Recueil de jurisprudence - fonction publique 2000 page IA-00111
page II-00485
Parties
Motifs de l'arrêt
Décisions sur les dépenses
Dispositif
Parties
Dans l'affaire T-51/99,
Sophia Fantechi, agent temporaire de la Commission des Communautés européennes, demeurant à Tervuren (Belgique), représentée par Me É. Boigelot, avocat au barreau de Bruxelles, ayant élu domicile à Luxembourg en l'étude de Me L. Schiltz, 2, rue du Fort Rheinsheim,
partie requérante,
contre
Commission des Communautés européennes, représentée par M. J. Currall, conseiller juridique, assisté de Me D. Waelbroek, avocat au barreau de Bruxelles, ayant élu domicile à Luxembourg auprès de M. C. Gómez de la Cruz, membre du service juridique, Centre Wagner, Kirchberg,
partie défenderesse,
ayant pour objet, d'une part, une demande d'annulation de la décision de la Commission du 7 juillet 1998 refusant à la requérante le bénéfice de l'indemnité de dépaysement prévue à l'article 4 de l'annexe VII du statut des fonctionnaires des Communautés européennes et, d'autre part, une demande de paiement de cette indemnité augmentée des intérêts moratoires,
LE TRIBUNAL DE PREMIÈRE INSTANCE DES COMMUNAUTÉS EUROPÉENNES
(deuxième chambre),
composé de MM. J. Pirrung, président, A. Potocki et A. W. H. Meij, juges,
greffier: Mme B. Pastor, administrateur principal,
vu la procédure écrite et à la suite de la procédure orale du 16 février 2000,
rend le présent
Arrêt
Motifs de l'arrêt
Cadre réglementaire
1 En vertu de l'article 20, deuxième alinéa, du régime applicable aux autres agents des Communautés européennes, les articles 66, 67, 69, 70 et 70 bis du statut des fonctionnaires des Communautés européennes (ci-après le «statut») concernant les traitements de base, les allocations familiales, l'indemnité de dépaysement, l'allocation de décès et l'indemnité d'enseignement sont applicables par analogie.

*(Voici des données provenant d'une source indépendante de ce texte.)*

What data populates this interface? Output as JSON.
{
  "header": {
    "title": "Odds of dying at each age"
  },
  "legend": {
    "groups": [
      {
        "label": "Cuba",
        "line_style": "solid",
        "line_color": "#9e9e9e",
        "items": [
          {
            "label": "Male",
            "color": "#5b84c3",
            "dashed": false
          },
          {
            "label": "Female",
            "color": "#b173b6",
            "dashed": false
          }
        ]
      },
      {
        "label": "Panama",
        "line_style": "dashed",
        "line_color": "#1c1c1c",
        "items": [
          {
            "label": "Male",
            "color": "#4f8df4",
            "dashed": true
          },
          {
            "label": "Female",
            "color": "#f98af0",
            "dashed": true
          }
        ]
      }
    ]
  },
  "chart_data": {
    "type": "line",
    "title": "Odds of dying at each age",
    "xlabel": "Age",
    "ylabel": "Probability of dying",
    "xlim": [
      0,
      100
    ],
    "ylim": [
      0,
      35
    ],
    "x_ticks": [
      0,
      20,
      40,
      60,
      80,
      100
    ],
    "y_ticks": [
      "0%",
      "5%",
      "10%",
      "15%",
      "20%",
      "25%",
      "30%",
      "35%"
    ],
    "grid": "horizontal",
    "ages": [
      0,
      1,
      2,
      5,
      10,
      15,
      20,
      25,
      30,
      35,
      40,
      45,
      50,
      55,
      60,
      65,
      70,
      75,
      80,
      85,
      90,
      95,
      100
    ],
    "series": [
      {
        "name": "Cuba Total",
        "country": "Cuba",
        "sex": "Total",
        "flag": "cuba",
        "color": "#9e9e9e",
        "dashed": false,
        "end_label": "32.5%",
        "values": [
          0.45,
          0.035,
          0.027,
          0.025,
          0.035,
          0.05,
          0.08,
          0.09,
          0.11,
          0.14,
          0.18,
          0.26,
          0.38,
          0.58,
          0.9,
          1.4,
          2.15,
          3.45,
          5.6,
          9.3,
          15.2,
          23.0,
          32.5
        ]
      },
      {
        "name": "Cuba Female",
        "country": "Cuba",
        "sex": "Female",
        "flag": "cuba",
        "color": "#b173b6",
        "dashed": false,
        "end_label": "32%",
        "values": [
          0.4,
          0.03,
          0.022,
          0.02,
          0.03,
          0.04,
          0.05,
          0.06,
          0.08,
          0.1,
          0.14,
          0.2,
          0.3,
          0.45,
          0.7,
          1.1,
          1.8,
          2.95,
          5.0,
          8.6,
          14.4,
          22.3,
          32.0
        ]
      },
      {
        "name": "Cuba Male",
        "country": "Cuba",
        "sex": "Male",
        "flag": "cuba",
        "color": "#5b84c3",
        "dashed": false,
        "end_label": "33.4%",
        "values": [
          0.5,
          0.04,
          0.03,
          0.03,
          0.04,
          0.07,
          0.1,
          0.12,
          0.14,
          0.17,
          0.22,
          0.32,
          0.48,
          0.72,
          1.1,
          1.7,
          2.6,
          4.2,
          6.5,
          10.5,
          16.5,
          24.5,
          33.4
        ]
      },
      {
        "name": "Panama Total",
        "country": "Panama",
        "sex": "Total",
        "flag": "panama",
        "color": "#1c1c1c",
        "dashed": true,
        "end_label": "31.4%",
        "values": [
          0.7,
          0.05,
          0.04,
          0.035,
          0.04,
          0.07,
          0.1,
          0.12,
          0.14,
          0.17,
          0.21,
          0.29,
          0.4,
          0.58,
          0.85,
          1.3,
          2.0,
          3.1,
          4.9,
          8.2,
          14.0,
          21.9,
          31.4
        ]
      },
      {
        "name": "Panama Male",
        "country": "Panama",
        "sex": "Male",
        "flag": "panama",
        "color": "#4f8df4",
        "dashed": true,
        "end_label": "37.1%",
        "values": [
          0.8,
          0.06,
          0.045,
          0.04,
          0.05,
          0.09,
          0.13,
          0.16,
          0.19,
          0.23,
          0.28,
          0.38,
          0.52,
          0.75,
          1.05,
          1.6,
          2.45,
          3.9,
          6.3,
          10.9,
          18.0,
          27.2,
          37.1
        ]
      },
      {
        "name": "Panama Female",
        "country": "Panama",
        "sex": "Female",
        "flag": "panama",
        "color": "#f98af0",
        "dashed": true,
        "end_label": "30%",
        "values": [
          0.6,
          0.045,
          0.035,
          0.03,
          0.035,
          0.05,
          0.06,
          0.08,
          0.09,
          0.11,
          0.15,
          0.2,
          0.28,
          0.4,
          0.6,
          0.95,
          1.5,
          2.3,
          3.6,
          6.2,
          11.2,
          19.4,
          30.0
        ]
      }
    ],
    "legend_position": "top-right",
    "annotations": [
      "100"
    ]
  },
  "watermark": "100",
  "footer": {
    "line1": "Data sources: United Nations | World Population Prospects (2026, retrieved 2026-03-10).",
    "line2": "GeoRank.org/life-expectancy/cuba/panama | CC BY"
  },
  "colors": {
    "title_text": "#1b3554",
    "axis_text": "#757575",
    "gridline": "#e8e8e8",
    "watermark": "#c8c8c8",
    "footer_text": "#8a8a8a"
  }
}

2 En vertu de l'article 69 du statut, l'indemnité de dépaysement est égale à 16 % du total du traitement de base et de l'allocation de foyer ainsi que de l'allocation pour enfant à charge auxquelles le fonctionnaire a droit.
3 L'article 4, paragraphe 1, sous a), de l'annexe VII du statut (ci-après la «disposition litigieuse») dispose que l'indemnité de dépaysement est accordée au fonctionnaire:
«- qui n'a pas et n'a jamais eu la nationalité de l'État sur le territoire duquel est situé le lieu de son affectation et
- qui n'a pas, de façon habituelle, pendant la période de cinq années expirant six mois avant son entrée en fonctions, habité ou exercé son activité professionnelle principale sur le territoire européen dudit État. Pour l'application de cette disposition, les situations résultant de services effectués pour un autre État ou une organisation internationale ne sont pas à prendre en considération;
[...]»
Faits à l'origine du litige et procédure
4 La requérante, de nationalité italienne, est née à Varèse (Italie). Son père ayant été nommé fonctionnaire de la Commission à Bruxelles, elle a poursuivi ses études en Belgique, de 1976 à 1992, à l'exception d'une année scolaire passée à Florence, et s'est inscrite en doctorat, en 1993, à l'université libre de Bruxelles.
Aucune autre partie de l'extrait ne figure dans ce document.